いつものように屈託なく笑う富岡ちゃん特有の笑顔に、僕は救われた思いだった。

僕にとってそれは、生まれて初めて感じる「自分の居場所」だったはずだ。

「どんなことがあってもその人を恨むことはしない」と言っていた富岡ちゃんは「許される」という行為をもって「存在」という居場所を僕に教えてくれたに違いなく、本気で怒るというあの日の行動は、まぎれもなく僕のことを本当の友達であると認めてくれているからに違いないからだと、そう考えてみることにした。
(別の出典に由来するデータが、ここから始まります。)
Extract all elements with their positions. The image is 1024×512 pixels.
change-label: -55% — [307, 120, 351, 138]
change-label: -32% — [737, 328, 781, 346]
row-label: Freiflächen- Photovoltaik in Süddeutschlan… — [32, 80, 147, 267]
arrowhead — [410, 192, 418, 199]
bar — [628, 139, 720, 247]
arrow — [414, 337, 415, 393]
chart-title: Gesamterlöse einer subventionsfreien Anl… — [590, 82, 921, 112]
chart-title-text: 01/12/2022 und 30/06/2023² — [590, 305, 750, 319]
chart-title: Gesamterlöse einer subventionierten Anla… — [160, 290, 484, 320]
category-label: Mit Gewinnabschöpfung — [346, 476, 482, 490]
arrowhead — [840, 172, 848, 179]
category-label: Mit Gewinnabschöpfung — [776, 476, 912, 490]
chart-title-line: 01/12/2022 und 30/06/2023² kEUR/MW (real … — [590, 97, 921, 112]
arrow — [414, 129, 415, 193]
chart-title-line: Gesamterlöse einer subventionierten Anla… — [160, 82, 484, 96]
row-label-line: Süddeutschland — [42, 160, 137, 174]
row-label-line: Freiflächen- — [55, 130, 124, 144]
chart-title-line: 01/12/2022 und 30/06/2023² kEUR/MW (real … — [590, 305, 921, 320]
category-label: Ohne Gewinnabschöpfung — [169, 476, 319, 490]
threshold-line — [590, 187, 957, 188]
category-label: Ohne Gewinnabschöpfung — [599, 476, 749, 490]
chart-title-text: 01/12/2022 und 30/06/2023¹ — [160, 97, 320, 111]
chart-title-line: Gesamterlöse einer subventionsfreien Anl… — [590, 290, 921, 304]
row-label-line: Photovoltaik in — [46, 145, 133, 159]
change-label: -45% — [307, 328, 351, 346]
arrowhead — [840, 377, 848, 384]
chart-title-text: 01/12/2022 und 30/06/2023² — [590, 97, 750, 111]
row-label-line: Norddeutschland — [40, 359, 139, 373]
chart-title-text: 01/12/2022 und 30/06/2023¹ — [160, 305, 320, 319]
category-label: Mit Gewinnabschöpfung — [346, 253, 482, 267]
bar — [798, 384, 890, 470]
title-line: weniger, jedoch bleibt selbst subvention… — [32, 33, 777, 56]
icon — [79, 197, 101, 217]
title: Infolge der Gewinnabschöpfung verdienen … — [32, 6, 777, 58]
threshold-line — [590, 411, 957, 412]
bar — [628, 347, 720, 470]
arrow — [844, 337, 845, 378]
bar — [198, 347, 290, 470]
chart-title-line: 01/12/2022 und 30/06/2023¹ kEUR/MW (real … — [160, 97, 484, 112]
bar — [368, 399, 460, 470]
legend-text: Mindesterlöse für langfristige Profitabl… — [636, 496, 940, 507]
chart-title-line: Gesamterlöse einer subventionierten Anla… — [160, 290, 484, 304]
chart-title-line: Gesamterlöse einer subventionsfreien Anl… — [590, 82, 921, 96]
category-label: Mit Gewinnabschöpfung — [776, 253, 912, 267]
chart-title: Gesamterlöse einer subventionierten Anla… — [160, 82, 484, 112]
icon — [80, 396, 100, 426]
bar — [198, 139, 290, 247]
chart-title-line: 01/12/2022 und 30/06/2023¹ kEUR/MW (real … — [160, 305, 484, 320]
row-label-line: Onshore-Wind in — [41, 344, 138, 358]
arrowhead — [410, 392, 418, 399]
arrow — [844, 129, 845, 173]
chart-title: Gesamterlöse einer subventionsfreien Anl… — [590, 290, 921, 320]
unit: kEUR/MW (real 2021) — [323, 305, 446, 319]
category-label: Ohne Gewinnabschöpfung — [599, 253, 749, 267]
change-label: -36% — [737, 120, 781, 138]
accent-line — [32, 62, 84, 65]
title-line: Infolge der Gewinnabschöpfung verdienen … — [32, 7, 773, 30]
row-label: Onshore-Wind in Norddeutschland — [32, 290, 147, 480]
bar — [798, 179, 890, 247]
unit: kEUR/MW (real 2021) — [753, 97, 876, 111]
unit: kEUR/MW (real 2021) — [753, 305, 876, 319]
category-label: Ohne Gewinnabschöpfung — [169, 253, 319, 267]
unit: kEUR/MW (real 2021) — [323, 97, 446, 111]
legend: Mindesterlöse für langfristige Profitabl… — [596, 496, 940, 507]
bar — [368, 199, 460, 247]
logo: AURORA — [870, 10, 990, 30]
「最近、銭湯行ってる?俺は3日前に行っただけだから、風呂に入りたくてさぁ。この前市田さんに聞いた石神井川沿いの新しい銭湯とやらに行ってみたくない?」

富岡ちゃんはそう言うと「銭湯の用意取ってくる」と部屋に戻って行ったのだった。

こうして僕たちは何事もなかったかのように元のさやに納まって、その日はいつもの銭湯ではなく、石神井川沿いの新しくできた銭湯へと歩いて行った。

よく考えてみると、下宿から練馬駅方面にはよく行っているのに、こうして歩いて石神井川方面に行くのは初めてのような気がして、並んで歩く足取りもいつもより軽かった。

ちょっとした冒険のような、知らない街を探検しているかのような新鮮な感覚にも助けられて、僕たちは久しぶりに楽しくおしゃべりをした。

石神井川まで出るために、まっすぐ数十メートル歩いていくのだが、通り沿いに怪しげなプラモデルやがあったり、脇を囲むうっそうとした森から道路わきに掘られたちょっとした川のような大きな下水溝に流れる湧水だったり、下宿から数分逆方向に歩っただけでまだまだ見たことのない景色が広がっているのもだと、妙な感心まで覚えたのだった。

目的の銭湯までは歩いていくにはかなりの距離があり、寄り道を繰り返しながら歩いたから40分もかかってしまった。

程よく疲れた体を湯船に沈めた。

そこは銭湯というよりは、今でいうところの日帰り入浴施設といった感じで、中で食事こそできなかったが、サウナもあり脱衣所にはちょっとしたごろ寝でも出来そうなスペースまであり、それはそれで快適だったのだけれども、やっぱりいつもの通いなれた時代遅れの銭湯の方がなぜか僕達にはしっくりきて、念願だったサウナからの水風呂もそこそこに、居心地の悪い銭湯を出たのだった。

それは、最新のピカピカした物よりも、誰も見向きもしないけれど自分にだけは価値がある使い慣れた道具のように、やっぱり田舎者の僕達には、練馬という東京と言えども少し田舎の感じが残る街の、時代遅れの忘れられた銭湯の方が肌に合っていたという事だ。

そんな感覚を富岡ちゃんと共有できたから、なぜかこれで、すっかり仲直りできたような気分になったのだ。